Crime

Another Day, Another Floridian Arrested for Giving Illegal Butt Injections

If your plastic surgeon gets her medical supplies here, you’re in trouble.

Photo by Justin Sullivan/Getty Images

An Orlando man named Matthew Schultz has been arrested and charged with practicing medicine without a license. More specifically, Schultz has been charged with illegally peddling silicone butt injections to customers unwilling or unable to pay for the real thing. First Coast News reports that Schultz was arrested in a South Florida hotel room with “15 bottles of silicone liquid, 47 bottles of lidocaine, syringes, Super Glue, gloves, needles and $18,000 in a suitcase.” He allegedly performed up to six injections per day.

If you’ve been paying attention to the news, you probably know that unlicensed butt doctoring is a real growth industry.

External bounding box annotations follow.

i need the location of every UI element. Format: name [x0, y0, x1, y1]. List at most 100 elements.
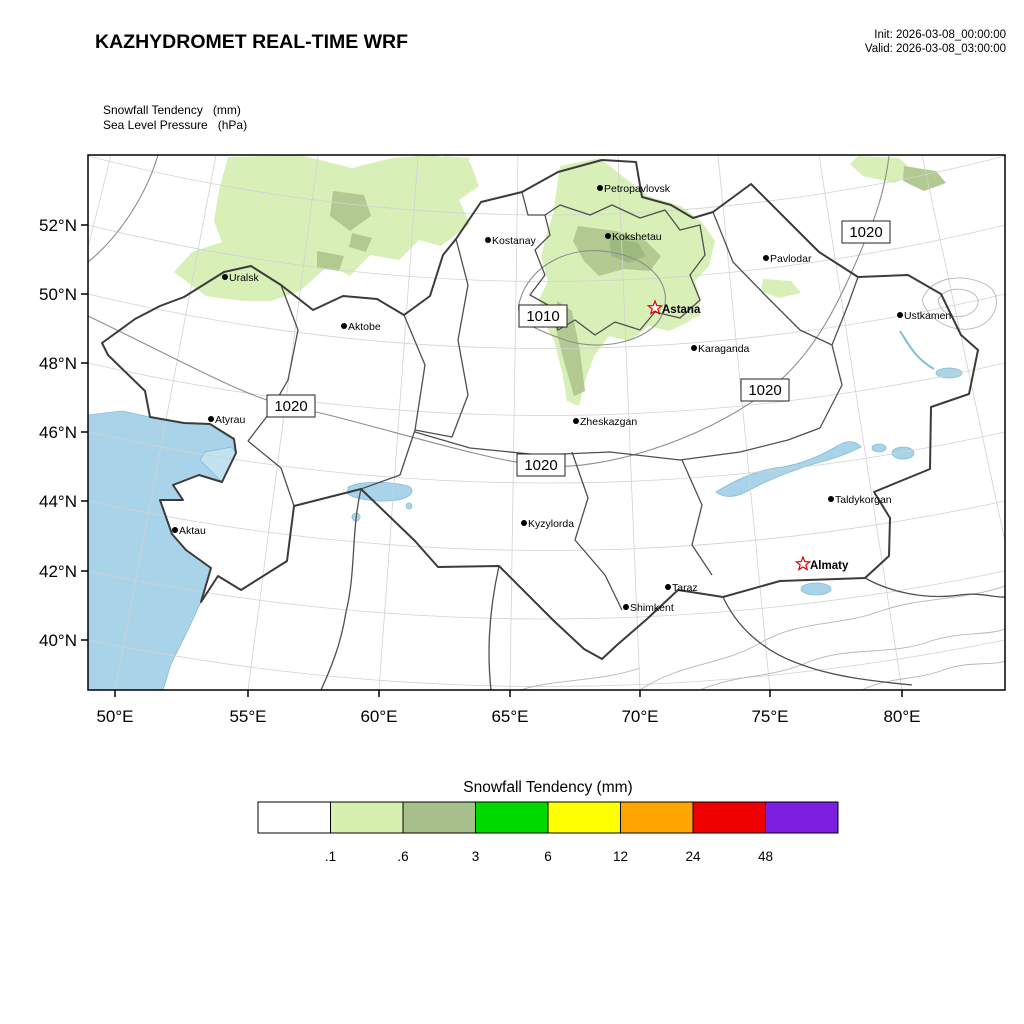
city-label: Uralsk [229, 272, 260, 284]
city: Petropavlovsk [597, 183, 671, 195]
parallel-line [88, 639, 1005, 687]
meridian-line [378, 155, 419, 690]
pressure-label-box [516, 453, 566, 477]
kazakhstan-border [101, 159, 979, 660]
city: Atyrau [208, 414, 246, 426]
city-label: Kokshetau [612, 231, 662, 243]
meridian-line [247, 155, 319, 690]
parallel-line [88, 224, 1005, 282]
y-tick-label: 42°N [39, 562, 77, 581]
foreign-border [864, 577, 1005, 598]
foreign-border [722, 596, 913, 686]
city-dot [573, 418, 579, 424]
city-dot [897, 312, 903, 318]
snow-patch-nw [174, 155, 479, 301]
y-tick-label: 44°N [39, 492, 77, 511]
y-tick-label: 52°N [39, 216, 77, 235]
pressure-label-text: 1020 [524, 457, 557, 474]
pressure-label-box [266, 394, 316, 418]
capital-star-icon [794, 555, 812, 572]
city-label: Zheskazgan [580, 416, 637, 428]
city: Aktau [172, 525, 206, 537]
meridian-line [509, 155, 519, 690]
legend-swatch [402, 801, 476, 834]
map-content [88, 155, 1005, 690]
snow-patch-nw-mid [330, 191, 371, 231]
oblast-border [681, 459, 713, 576]
city-label: Kyzylorda [528, 518, 574, 530]
pressure-label-text: 1020 [274, 398, 307, 415]
isobars [88, 155, 890, 468]
pressure-label: 1020 [740, 378, 790, 402]
isobar-segment [88, 155, 159, 263]
graticule [88, 155, 1005, 690]
city: Shimkent [623, 602, 674, 614]
legend-tick-label: 6 [544, 849, 552, 864]
city-label: Karaganda [698, 343, 750, 355]
oblast-border [360, 314, 426, 490]
pressure-label: 1020 [266, 394, 316, 418]
pressure-label-box [518, 304, 568, 328]
pressure-label-text: 1020 [849, 224, 882, 241]
meridian-line [717, 155, 771, 690]
city-dot [521, 520, 527, 526]
meridian-line [114, 155, 217, 690]
snow-patch-east-astana [671, 296, 700, 321]
field-label-snowfall: Snowfall Tendency (mm) [103, 103, 241, 117]
oblast-border [414, 427, 821, 461]
header: KAZHYDROMET REAL-TIME WRF Init: 2026-03-… [95, 29, 1006, 55]
city-dot [623, 604, 629, 610]
oblast-border [529, 204, 706, 336]
city-dot [763, 255, 769, 261]
y-tick-label: 48°N [39, 354, 77, 373]
city: Ustkamen [897, 310, 951, 322]
city-label: Atyrau [215, 414, 246, 426]
legend-swatch [692, 801, 766, 834]
legend-swatch [547, 801, 621, 834]
city-dot [208, 416, 214, 422]
pressure-label: 1020 [841, 220, 891, 244]
city-label: Petropavlovsk [604, 183, 671, 195]
city-dot [691, 345, 697, 351]
capital-label: Almaty [810, 560, 849, 572]
pressure-label: 1020 [516, 453, 566, 477]
city: Taraz [665, 582, 698, 594]
x-axis: 50°E 55°E 60°E 65°E 70°E 75°E 80°E [96, 690, 921, 726]
oblast-border [414, 238, 469, 438]
isobar-1020 [88, 155, 890, 468]
city: Pavlodar [763, 253, 812, 265]
snow-patch-top-center [444, 156, 470, 171]
city: Karaganda [691, 343, 750, 355]
contour-line [937, 288, 979, 318]
snowfall-shading [174, 155, 946, 406]
field-label-pressure: Sea Level Pressure (hPa) [103, 118, 247, 132]
oblast-border [247, 284, 299, 442]
legend-swatch [330, 801, 404, 834]
x-tick-label: 60°E [360, 707, 397, 726]
legend-tick-label: .1 [325, 849, 336, 864]
contour-line [639, 585, 1005, 690]
city-dot [597, 185, 603, 191]
pressure-label: 1010 [518, 304, 568, 328]
meridian-line [921, 155, 1005, 544]
isobar-1010 [518, 250, 667, 346]
foreign-border [488, 565, 500, 690]
capital-label: Astana [662, 304, 701, 316]
oblast-border [712, 211, 833, 346]
city-dot [222, 274, 228, 280]
cities: Petropavlovsk Kostanay Kokshetau Pavloda… [172, 183, 951, 614]
city: Zheskazgan [573, 416, 637, 428]
legend-tick-label: 12 [613, 849, 628, 864]
city-label: Kostanay [492, 235, 537, 247]
meridian-line [88, 155, 112, 250]
city: Aktobe [341, 321, 381, 333]
city-label: Taraz [672, 582, 698, 594]
page-title: KAZHYDROMET REAL-TIME WRF [95, 31, 408, 53]
snow-patch-ne-mid [903, 166, 946, 191]
snow-patch-nw-mid3 [349, 233, 372, 252]
field-labels: Snowfall Tendency (mm) Sea Level Pressur… [103, 103, 247, 132]
x-tick-label: 70°E [621, 707, 658, 726]
city-label: Ustkamen [904, 310, 951, 322]
meridian-line [617, 155, 641, 690]
pressure-label-text: 1010 [526, 308, 559, 325]
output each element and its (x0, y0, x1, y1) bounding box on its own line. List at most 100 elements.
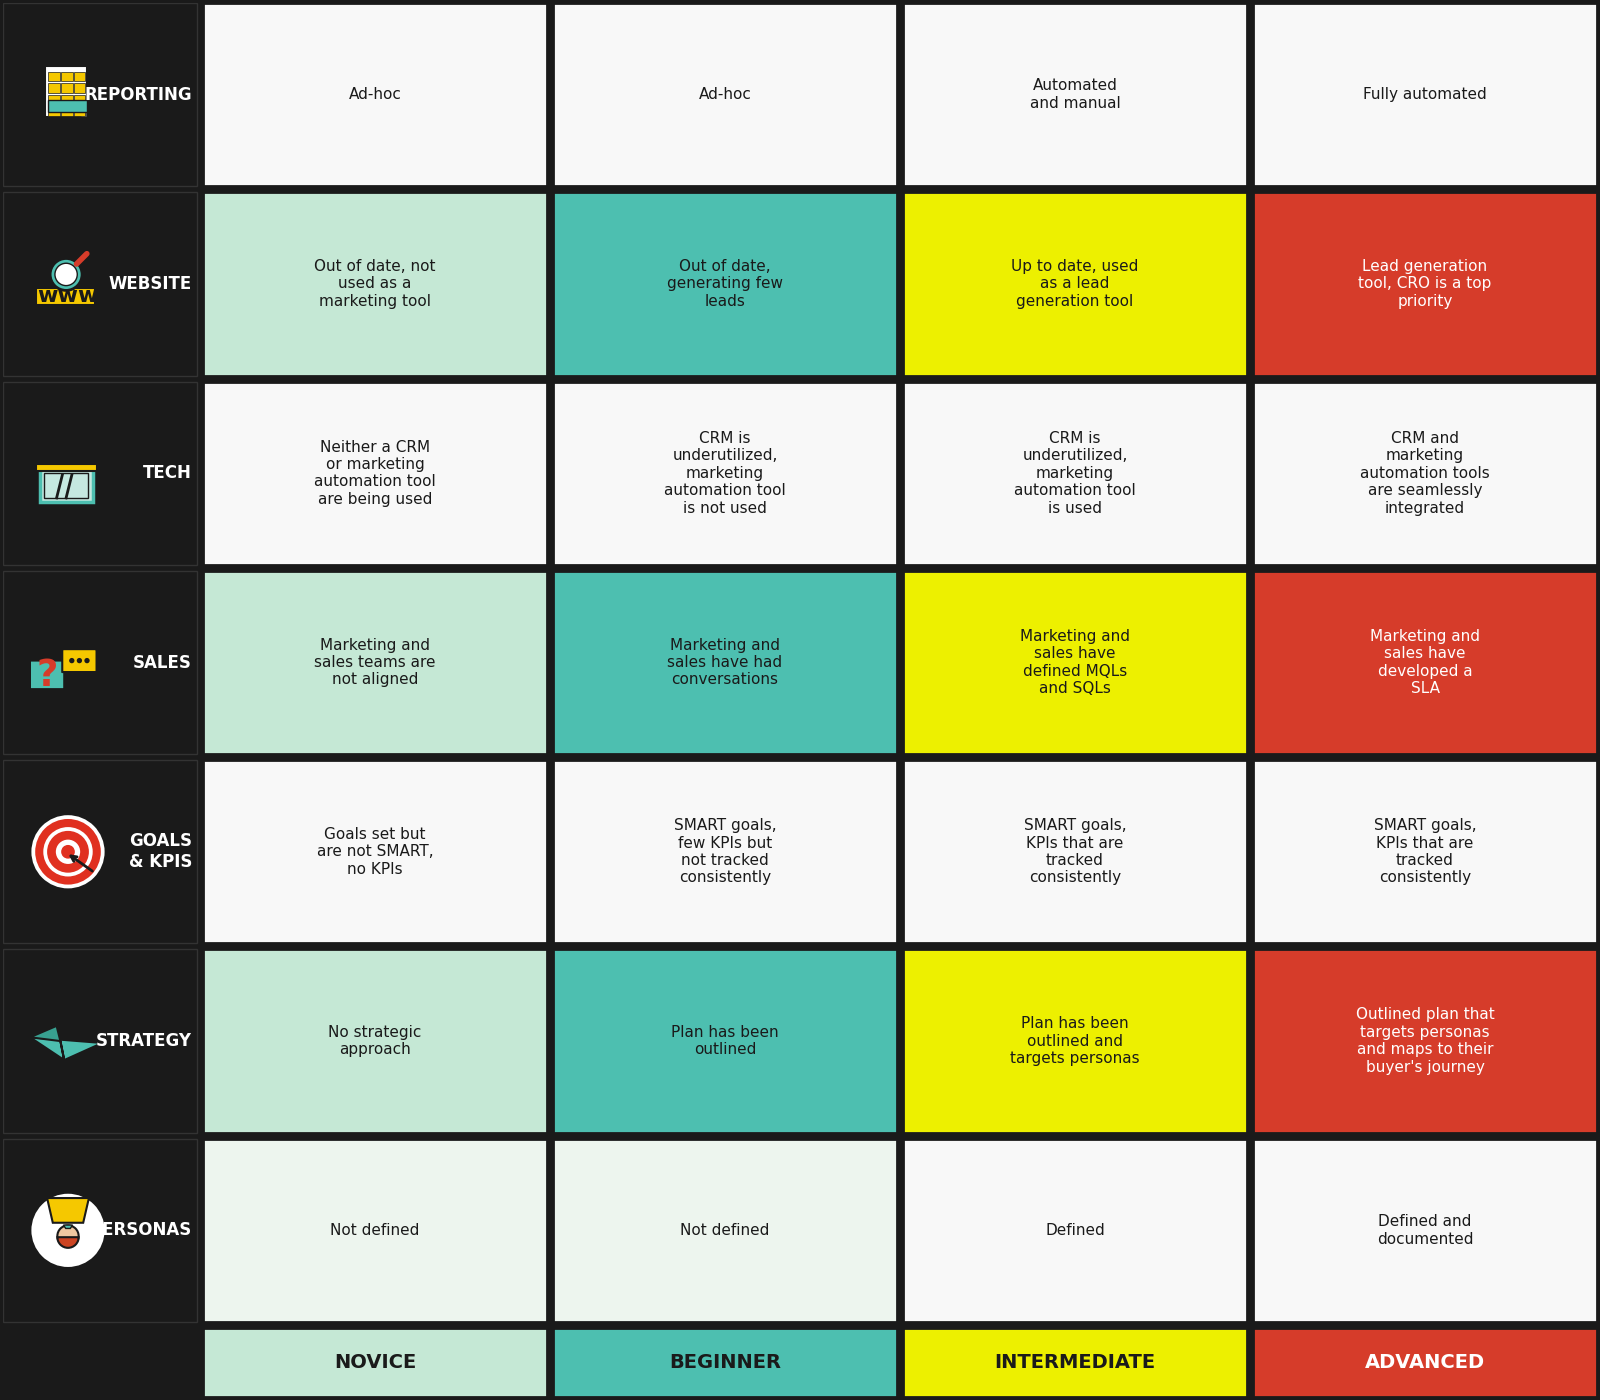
Text: Not defined: Not defined (680, 1222, 770, 1238)
Bar (3, 571, 197, 755)
Text: Out of date, not
used as a
marketing tool: Out of date, not used as a marketing too… (314, 259, 435, 309)
Circle shape (30, 1193, 106, 1268)
Polygon shape (30, 1026, 61, 1042)
Bar (74, 95, 85, 104)
Text: Marketing and
sales have had
conversations: Marketing and sales have had conversatio… (667, 637, 782, 687)
Text: WEBSITE: WEBSITE (109, 274, 192, 293)
Bar (203, 949, 547, 1133)
Bar (74, 71, 85, 81)
Circle shape (58, 1225, 78, 1246)
Text: STRATEGY: STRATEGY (96, 1032, 192, 1050)
Bar (3, 1138, 197, 1322)
Bar (902, 571, 1246, 755)
FancyBboxPatch shape (62, 650, 96, 672)
Bar (3, 382, 197, 564)
Bar (203, 382, 547, 564)
Bar (1253, 571, 1597, 755)
Text: BEGINNER: BEGINNER (669, 1352, 781, 1372)
Text: Fully automated: Fully automated (1363, 87, 1486, 102)
Bar (1253, 192, 1597, 375)
Text: CRM and
marketing
automation tools
are seamlessly
integrated: CRM and marketing automation tools are s… (1360, 431, 1490, 515)
Polygon shape (80, 109, 86, 118)
Bar (203, 1329, 547, 1397)
Bar (48, 95, 59, 104)
Circle shape (54, 263, 77, 286)
Text: www: www (37, 287, 99, 307)
Bar (1253, 382, 1597, 564)
Text: Automated
and manual: Automated and manual (1030, 78, 1120, 111)
Bar (48, 101, 86, 112)
Text: Outlined plan that
targets personas
and maps to their
buyer's journey: Outlined plan that targets personas and … (1355, 1008, 1494, 1075)
Bar (48, 71, 59, 81)
Circle shape (61, 846, 75, 858)
Circle shape (46, 830, 90, 872)
Bar (1253, 949, 1597, 1133)
Bar (40, 469, 93, 501)
Text: Plan has been
outlined: Plan has been outlined (670, 1025, 779, 1057)
Bar (74, 83, 85, 92)
Text: Ad-hoc: Ad-hoc (349, 87, 402, 102)
Text: INTERMEDIATE: INTERMEDIATE (995, 1352, 1155, 1372)
Text: CRM is
underutilized,
marketing
automation tool
is not used: CRM is underutilized, marketing automati… (664, 431, 786, 515)
Bar (1253, 760, 1597, 944)
Bar (554, 760, 898, 944)
Circle shape (30, 813, 106, 890)
Bar (61, 106, 72, 116)
Bar (902, 3, 1246, 186)
Wedge shape (58, 1238, 78, 1247)
Bar (203, 3, 547, 186)
Text: SMART goals,
KPIs that are
tracked
consistently: SMART goals, KPIs that are tracked consi… (1374, 818, 1477, 885)
Bar (203, 571, 547, 755)
Text: SMART goals,
few KPIs but
not tracked
consistently: SMART goals, few KPIs but not tracked co… (674, 818, 776, 885)
Bar (35, 463, 96, 470)
Text: Out of date,
generating few
leads: Out of date, generating few leads (667, 259, 782, 309)
Circle shape (77, 658, 82, 664)
Bar (554, 949, 898, 1133)
Bar (902, 1329, 1246, 1397)
Circle shape (43, 827, 93, 876)
Polygon shape (30, 1037, 102, 1060)
Text: Plan has been
outlined and
targets personas: Plan has been outlined and targets perso… (1010, 1016, 1139, 1065)
Bar (902, 382, 1246, 564)
Text: GOALS
& KPIS: GOALS & KPIS (128, 833, 192, 871)
Bar (3, 192, 197, 375)
Bar (554, 3, 898, 186)
Text: Ad-hoc: Ad-hoc (699, 87, 752, 102)
Text: PERSONAS: PERSONAS (91, 1221, 192, 1239)
Text: Lead generation
tool, CRO is a top
priority: Lead generation tool, CRO is a top prior… (1358, 259, 1491, 309)
Bar (203, 1138, 547, 1322)
Circle shape (34, 818, 102, 886)
Circle shape (50, 259, 82, 290)
Polygon shape (46, 1198, 90, 1222)
Bar (48, 83, 59, 92)
Text: Marketing and
sales have
defined MQLs
and SQLs: Marketing and sales have defined MQLs an… (1021, 629, 1130, 696)
Bar (554, 1138, 898, 1322)
Text: CRM is
underutilized,
marketing
automation tool
is used: CRM is underutilized, marketing automati… (1014, 431, 1136, 515)
Text: Marketing and
sales have
developed a
SLA: Marketing and sales have developed a SLA (1370, 629, 1480, 696)
Bar (203, 760, 547, 944)
Bar (554, 1329, 898, 1397)
Bar (74, 106, 85, 116)
Bar (554, 192, 898, 375)
Bar (554, 382, 898, 564)
Bar (554, 571, 898, 755)
FancyBboxPatch shape (30, 661, 64, 689)
Bar (61, 83, 72, 92)
Circle shape (56, 840, 80, 864)
Bar (3, 760, 197, 944)
Text: TECH: TECH (142, 465, 192, 482)
Bar (203, 192, 547, 375)
Polygon shape (64, 1225, 72, 1228)
Text: Marketing and
sales teams are
not aligned: Marketing and sales teams are not aligne… (314, 637, 435, 687)
Bar (48, 106, 59, 116)
Bar (1253, 1138, 1597, 1322)
Text: REPORTING: REPORTING (85, 85, 192, 104)
Bar (3, 949, 197, 1133)
Circle shape (69, 658, 75, 664)
Text: Goals set but
are not SMART,
no KPIs: Goals set but are not SMART, no KPIs (317, 827, 434, 876)
Bar (1253, 3, 1597, 186)
Bar (902, 1138, 1246, 1322)
Bar (45, 473, 88, 498)
Bar (61, 95, 72, 104)
Text: Defined: Defined (1045, 1222, 1106, 1238)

As the Los Angeles Times reported last year, legal butt augmentation has become a $26 million-per-year business, and the black market has flourished along with the legitimate one. Whereas the procedure once primarily appealed to transgender women with stingy insurance providers, ersatz surgeons now serve a wider clientele, including people who simply can’t afford hospital surgery. As the Daily Beast put it in an article last year, “when [young women] can plump their posteriors for as little as $300 a session, instead of shelling out $12,000 for butt lifts or implants, why not go for the back-alley shots?”

There are a lot of good reasons why not. These illegal injections can be harrowing—back-alley surgeons often purchase their non-medical grade silicone from hardware stores—and occasionally fatal. The Times notes that, since 2002, “authorities across the country have investigated more than a dozen deaths related to illegal buttocks injections.”

The most famous unlicensed butt surgeon is perhaps Oneal Ron Morris, the transgender Miami-area “street doctor” infamous for peddling cut-rate butt implants made of rubber cement, glue, and other things you wouldn’t want to be injected with. (Morris isn’t just a vendor, she’s also a user: Her booking photographs show a cartoonishly protruding posterior that sticks out so far a child could sit on it.) In 2011, Morris—also known as Duchess—was arrested and charged with practicing medicine without a license after a patient complained that the implants made her sick. In 2012, Morris was charged with manslaughter in the death of one of her patients, Shatarka Nuby, who died after Morris injected commercial-grade silicone into her breasts, butt, hips, and thighs. “Nuby complained to friends and relatives that the injection sites on her body became hard and hot and her skin turned black,” the Miami Herald reported in July 2012. “She told investigators that she had been injected about 10 times between 2007 and 2011.”

Direct silicone injections are dangerous in even the most capable hands; silicone has a nasty habit of migrating throughout the body. So why would anyone trust these unlicensed doctors who operate out of hotel rooms? Naïveté, mostly. As the Daily Beast put it, “When it comes to buying curves, too many young women just don’t know the risks.” Fair enough. As a public service, here are two pieces of advice that all aspiring plastic surgery patients would do well to heed. First, it is never a good idea to use a street doctor, unless your street is sick. Oneal Morris apparently wore surgical scrubs to convince her patients she was legit. Guys, you can buy surgical scrubs at the dollar store—better to check out your doctor’s credentials with the state Department of Health. Second, when it comes to plastic surgery, you get what you pay for. Matthew Schultz allegedly charged between $100 and $1,200 for his procedures. That might seem like a bargain when you consider what an actual doctor would charge for the same thing, until you realize that the street procedure is only cheap because the “doctor” is buying the implants wholesale at Home Depot.